Not so with Elon Musk. Consider his reaction (here and here) when podcaster Joe Rogan asks about his AI doomsaying. Musk stares at the table, and takes a deep breath. He looks sad. Dejected. Fatalistic. Then he says:
I'll make an analogy here as to get around the AI-worship induced gut reactions:
I think most people are fairly convinced there isn't a moral imperative beyond their own life, as in, even if behaving as if your own life is the ultimate driver of moral value is wrong and ineffective, from a logical standpoint it is, once your conscious experience ends everything ends.

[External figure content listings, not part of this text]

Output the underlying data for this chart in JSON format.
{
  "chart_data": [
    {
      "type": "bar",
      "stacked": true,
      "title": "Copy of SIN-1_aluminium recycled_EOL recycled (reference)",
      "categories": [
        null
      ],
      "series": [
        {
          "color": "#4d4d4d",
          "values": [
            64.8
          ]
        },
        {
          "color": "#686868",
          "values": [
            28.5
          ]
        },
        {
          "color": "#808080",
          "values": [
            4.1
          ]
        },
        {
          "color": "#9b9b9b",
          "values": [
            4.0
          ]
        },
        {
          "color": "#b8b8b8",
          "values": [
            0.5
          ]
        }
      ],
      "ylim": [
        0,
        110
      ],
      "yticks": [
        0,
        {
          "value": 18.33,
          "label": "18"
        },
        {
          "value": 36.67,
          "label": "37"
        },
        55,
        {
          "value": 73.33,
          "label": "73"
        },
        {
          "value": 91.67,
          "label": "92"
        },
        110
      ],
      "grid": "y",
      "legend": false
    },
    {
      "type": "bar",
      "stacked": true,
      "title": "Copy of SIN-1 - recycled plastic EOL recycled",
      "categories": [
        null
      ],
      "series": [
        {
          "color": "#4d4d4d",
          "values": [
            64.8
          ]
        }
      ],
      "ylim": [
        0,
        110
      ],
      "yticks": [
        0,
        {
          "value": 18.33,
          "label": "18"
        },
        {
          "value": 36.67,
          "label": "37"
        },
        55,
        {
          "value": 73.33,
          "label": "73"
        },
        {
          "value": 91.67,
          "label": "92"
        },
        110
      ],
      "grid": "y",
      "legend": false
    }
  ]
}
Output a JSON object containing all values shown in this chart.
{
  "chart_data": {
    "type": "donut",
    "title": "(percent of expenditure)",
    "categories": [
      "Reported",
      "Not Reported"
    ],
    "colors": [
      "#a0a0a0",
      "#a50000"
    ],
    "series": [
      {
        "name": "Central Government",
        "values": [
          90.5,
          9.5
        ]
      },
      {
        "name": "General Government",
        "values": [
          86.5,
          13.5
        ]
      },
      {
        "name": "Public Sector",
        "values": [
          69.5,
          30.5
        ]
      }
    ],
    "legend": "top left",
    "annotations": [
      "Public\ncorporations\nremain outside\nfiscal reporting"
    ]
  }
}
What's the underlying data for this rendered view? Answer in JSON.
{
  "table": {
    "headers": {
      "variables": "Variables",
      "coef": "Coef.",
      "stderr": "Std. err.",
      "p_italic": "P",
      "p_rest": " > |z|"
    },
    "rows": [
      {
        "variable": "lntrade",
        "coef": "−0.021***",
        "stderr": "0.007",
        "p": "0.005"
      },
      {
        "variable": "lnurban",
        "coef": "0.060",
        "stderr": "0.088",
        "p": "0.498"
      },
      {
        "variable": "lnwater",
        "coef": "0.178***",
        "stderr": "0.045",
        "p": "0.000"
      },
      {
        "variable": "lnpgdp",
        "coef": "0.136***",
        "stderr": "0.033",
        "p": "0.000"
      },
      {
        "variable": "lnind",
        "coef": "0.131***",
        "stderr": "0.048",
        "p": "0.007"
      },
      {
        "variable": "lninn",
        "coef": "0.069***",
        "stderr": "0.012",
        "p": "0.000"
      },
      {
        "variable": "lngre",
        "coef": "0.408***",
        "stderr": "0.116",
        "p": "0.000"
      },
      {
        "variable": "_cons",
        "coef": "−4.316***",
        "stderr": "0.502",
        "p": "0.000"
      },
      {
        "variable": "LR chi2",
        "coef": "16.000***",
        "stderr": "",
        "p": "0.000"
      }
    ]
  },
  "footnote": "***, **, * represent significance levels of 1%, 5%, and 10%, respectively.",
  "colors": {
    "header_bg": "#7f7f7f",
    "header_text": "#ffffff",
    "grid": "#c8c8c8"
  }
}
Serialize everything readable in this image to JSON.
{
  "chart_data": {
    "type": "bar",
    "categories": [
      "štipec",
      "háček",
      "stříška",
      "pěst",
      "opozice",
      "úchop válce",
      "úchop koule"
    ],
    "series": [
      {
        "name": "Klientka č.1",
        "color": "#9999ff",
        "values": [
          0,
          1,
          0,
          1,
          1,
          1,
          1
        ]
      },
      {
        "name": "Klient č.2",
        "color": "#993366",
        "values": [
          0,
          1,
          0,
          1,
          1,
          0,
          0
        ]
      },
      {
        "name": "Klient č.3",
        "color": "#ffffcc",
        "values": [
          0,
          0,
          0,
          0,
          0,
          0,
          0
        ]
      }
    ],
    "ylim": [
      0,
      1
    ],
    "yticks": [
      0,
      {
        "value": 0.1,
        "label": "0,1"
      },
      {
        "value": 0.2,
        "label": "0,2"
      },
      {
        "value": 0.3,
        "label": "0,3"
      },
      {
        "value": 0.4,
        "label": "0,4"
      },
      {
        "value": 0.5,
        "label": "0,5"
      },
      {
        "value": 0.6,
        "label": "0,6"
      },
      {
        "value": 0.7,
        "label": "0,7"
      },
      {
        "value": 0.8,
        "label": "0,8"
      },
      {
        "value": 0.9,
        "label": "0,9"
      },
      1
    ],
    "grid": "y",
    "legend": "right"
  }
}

I'm not saying this is certain, it may be that the line between conscious states is so blurry that continuity between sleep and awakenes is basically 0, or as much as that between you can other completely different humans (which will be alive even once you die and will keep on flourishing). It may be that there is a ghost in the machine under whatever metaphysical framework you want... but, if I had to take a bet, I'd say something like ... 15,40,60% chance that once you close your eyes is over, the universe is done for.
I think many people accept this viewpoint, but most of them don't spend even a moment thinking about anti-aging, even those like myself that do, aren't to concerned about death in a "mood" sense. Why would you be? It's inevitable, like, yeah, your actions might contribute to averting death by 0.x% if you're very lucky and so you should pursue that area because... well, nothing better to do, right? But it makes no sense to concern oneself about death in an emotional way since it's likely coming anyway.
After all the purpose of life is living, and if you're not living because you're worrying about death you lost, even in the case where you were able to defeat death, you still lost, you didn't live, or less metaphorically you lived a life of suffering, or of unmeet potential.
Nor does it help to be parallelized by the fear of death every waking moment of one's life. It will likely make you less able to destory the very evil you are oposing.
Such is the case with every potential horrible inevitability in life, even if it is "absolute" in it's bad-ness, being afraid of it will not make ir easier to avoid and it might ultimately defeat the purpose of avoiding it, which is the happiness of you and the people you care about, since all of those will be more miserable if you are paralleized by fear.
So even if whatever fake model you had assumed a 99.9% chance of being destroyed by HAL or whatever in 10 years from now, it would still be the most sensible course of action to not get too emotional about the whole thing.